I understand where this perspective is coming from - I could have thought the same thing when I first heard about it - but in this case it's definitely not vapourware.
I have designed, cut, and built foldscopes, and I can confirm that they work incredibly well and are cheap and quick to make.
(I knew the professor involved from my time at MIT, and worked with the group on alternate designs, as I had some previous background in folding of various sorts.)
Back up that bus without running people over... I've used them IRL and seen micro-scopic features, so your assessment seems to lack evidence.
Anyhow, crazy awesome clinical, education and novelty value. There are plenty of situations where donating lab equipment is as cruel as giving someone a white elephant, but this is the polar opposite.
The cost is mostly in the bead. The tricky part is holding it a precision distance from the focusing plane, which the paper contraption accomplishes (clearly it's been simplified).

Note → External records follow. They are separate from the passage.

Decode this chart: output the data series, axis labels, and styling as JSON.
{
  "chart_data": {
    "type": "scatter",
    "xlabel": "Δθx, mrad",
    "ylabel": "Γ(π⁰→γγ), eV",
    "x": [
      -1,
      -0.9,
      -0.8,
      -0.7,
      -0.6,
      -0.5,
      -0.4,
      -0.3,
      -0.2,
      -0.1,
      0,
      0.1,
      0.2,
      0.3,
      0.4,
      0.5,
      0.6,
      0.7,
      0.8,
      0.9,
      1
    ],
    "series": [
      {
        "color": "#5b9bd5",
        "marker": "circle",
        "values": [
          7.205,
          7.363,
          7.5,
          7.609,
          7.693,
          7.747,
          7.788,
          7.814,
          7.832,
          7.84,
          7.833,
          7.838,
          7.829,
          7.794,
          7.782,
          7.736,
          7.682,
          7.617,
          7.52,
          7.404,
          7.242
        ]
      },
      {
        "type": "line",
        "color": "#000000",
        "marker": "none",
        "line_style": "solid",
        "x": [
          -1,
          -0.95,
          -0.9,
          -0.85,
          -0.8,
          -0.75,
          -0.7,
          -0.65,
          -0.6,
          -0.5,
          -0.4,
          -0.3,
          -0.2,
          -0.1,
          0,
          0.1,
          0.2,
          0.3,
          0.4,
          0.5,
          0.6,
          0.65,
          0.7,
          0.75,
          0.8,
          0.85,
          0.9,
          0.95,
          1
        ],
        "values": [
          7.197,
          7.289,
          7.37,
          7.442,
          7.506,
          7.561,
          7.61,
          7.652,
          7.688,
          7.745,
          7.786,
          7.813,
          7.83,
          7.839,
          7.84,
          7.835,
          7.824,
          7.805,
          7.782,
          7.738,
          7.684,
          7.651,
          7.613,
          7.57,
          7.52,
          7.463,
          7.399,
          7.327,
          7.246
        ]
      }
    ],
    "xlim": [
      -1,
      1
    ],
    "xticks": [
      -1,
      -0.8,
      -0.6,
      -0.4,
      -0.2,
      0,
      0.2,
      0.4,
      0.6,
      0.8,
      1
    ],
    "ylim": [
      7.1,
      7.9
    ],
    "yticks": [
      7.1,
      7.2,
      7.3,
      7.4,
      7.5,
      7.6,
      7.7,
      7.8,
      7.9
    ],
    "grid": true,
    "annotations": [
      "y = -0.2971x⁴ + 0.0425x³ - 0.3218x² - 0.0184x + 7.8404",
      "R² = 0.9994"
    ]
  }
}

The other neat aspect of the prototypes was that one part can be sanded down more on one side than another, where sliding a part allow very fine focus.
It's not vaporware. I've built them myself. Why make such a critical and cynical comment? I ask sincerely and not judgmentally. What value does it offer other readers?
We in the tech community deal with "X made! Follow us for commercial release"...
And that day never comes for many projects. So yes, skepticism is warranted in the sciences. And frankly, until I can buy one or download the CAD drawings, it effectively does not exist.